Una posible ingesta de raticida provocó que 120 alumnos de primaria, de entre tres y cinco años de edad, del colegio concertado Jorge Juan, de Perlío (Fene), fuesen atendidos ayer en los servicios de urgencias de los hospitales Arquitecto Marcide y Juan Cardona, de Ferrol. Según relató la directora del centro, Mónica Padín, varias profesoras advirtieron, durante el recreo de las 12.30 horas, que un grupo de pequeños estaban jugando con «unas bolitas rojas». Tras examinarlas, una de las docentes se dio cuenta de que era una clase de raticida, por lo que en previsión de que lo hubiesen ingerido se decidió llevar a los niños que estaban en el patio al hospital. Al cierre de esta edición, ninguno de los escolares había mostrado síntomas de envenenamiento y, aunque quedaban algunas pruebas por realizar, fuentes médicas de ambos hospitales y del Sergas consideraron «muy improbable» que finalmente se produzca algún caso de intoxicación. El primer grupo de siete niños llegó al Juan Cardona, con el que el colegio tiene su seguro médico, a las 13 horas.
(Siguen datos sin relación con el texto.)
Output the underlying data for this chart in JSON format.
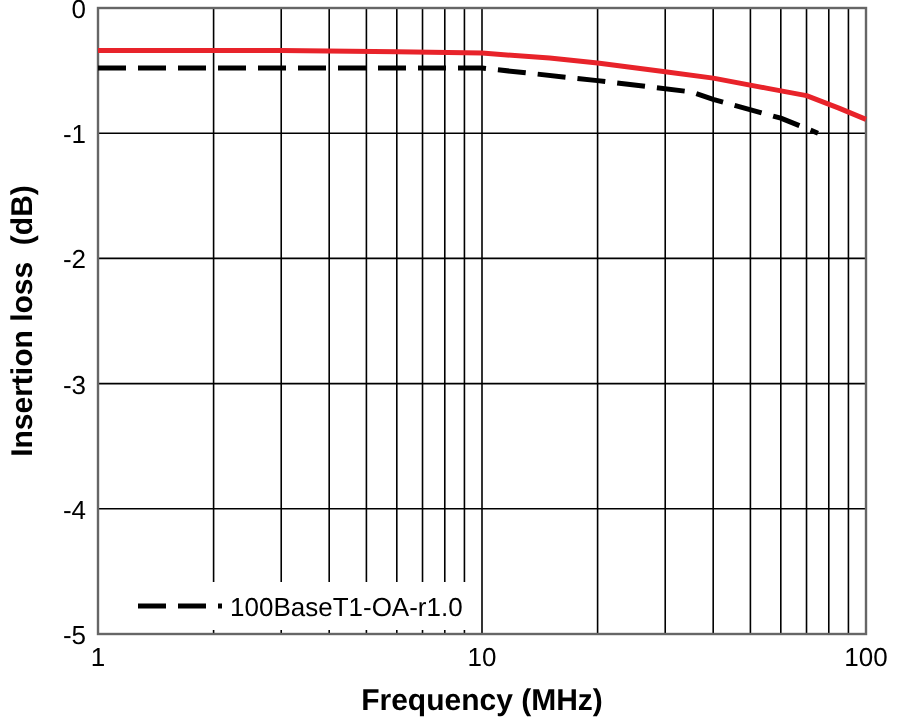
{
  "chart_data": {
    "type": "line",
    "xlabel": "Frequency (MHz)",
    "ylabel": "Insertion loss  (dB)",
    "log": "x",
    "grid": true,
    "legend": "bottom left",
    "line_style": "solid",
    "xlim": [
      1,
      100
    ],
    "ylim": [
      -5,
      0
    ],
    "xticks": [
      1,
      {
        "value": 2,
        "label": null
      },
      {
        "value": 3,
        "label": null
      },
      {
        "value": 4,
        "label": null
      },
      {
        "value": 5,
        "label": null
      },
      {
        "value": 6,
        "label": null
      },
      {
        "value": 7,
        "label": null
      },
      {
        "value": 8,
        "label": null
      },
      {
        "value": 9,
        "label": null
      },
      10,
      {
        "value": 20,
        "label": null
      },
      {
        "value": 30,
        "label": null
      },
      {
        "value": 40,
        "label": null
      },
      {
        "value": 50,
        "label": null
      },
      {
        "value": 60,
        "label": null
      },
      {
        "value": 70,
        "label": null
      },
      {
        "value": 80,
        "label": null
      },
      {
        "value": 90,
        "label": null
      },
      100
    ],
    "yticks": [
      -5,
      -4,
      -3,
      -2,
      -1,
      0
    ],
    "series": [
      {
        "color": "#e8232a",
        "x": [
          1,
          3,
          6,
          10,
          15,
          20,
          30,
          40,
          55,
          70,
          85,
          100
        ],
        "values": [
          -0.34,
          -0.34,
          -0.35,
          -0.36,
          -0.4,
          -0.44,
          -0.51,
          -0.56,
          -0.64,
          -0.7,
          -0.8,
          -0.89
        ]
      },
      {
        "name": "100BaseT1-OA-r1.0",
        "color": "#000000",
        "line_style": "dashed",
        "x": [
          1,
          10,
          20,
          35,
          40,
          60,
          75
        ],
        "values": [
          -0.48,
          -0.48,
          -0.58,
          -0.67,
          -0.73,
          -0.88,
          -1.0
        ]
      }
    ]
  }
}
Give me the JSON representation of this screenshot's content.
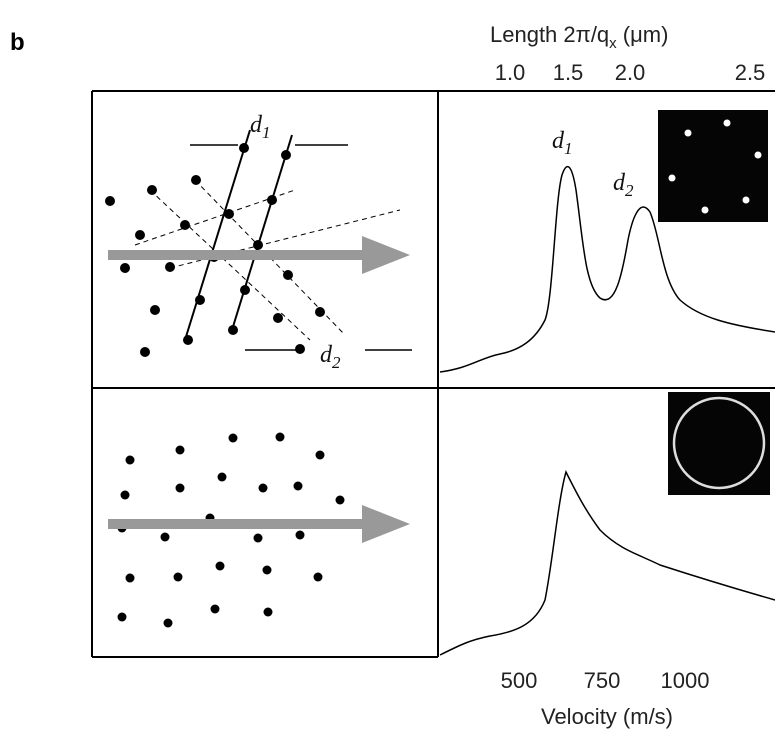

El centro se coordinó inmediatamente con la gerencia del Arquitecto Marcide para que cada hospital atendiese a un grupo de sesenta niños. A las 16 horas, el director del Juan Cardona, Enrique Díaz, y la directora del colegio informaron a los padres de los alumnos en una asamblea convocada poco antes. De acuerdo con los protocolos de actuación marcados por el Instituto Nacional de Toxicología, a cada uno de los pequeños atendidos se le realizó un análisis de sangre y se le suministró carbono activo, uno de los antídotos disponibles. Será necesario que repitan la analítica hoy por seguridad. Denuncia del colegio La directora del Jorge Juan afirmó ayer que el raticida con el que estaban jugando los pequeños no es el mismo que ha sido empleado en el colegio, y añadió que los docentes habían revisado los cebos colocados en el propio recinto para comprobar que estaban intactos. Mónica Padín sospecha que la sustancia tóxica pudo llegar al patio de recreo transportada por el fuerte viento que soplaba por la mañana en Fene, pero no descarta que pudiese ser introducida por un alumno mayor u otra persona. Cerca de las nueve de la noche, tras consultar el caso con agentes de la Guardia Civil, la dirección del centro educativo anunció que presentará una denuncia para que se investigue lo ocurrido.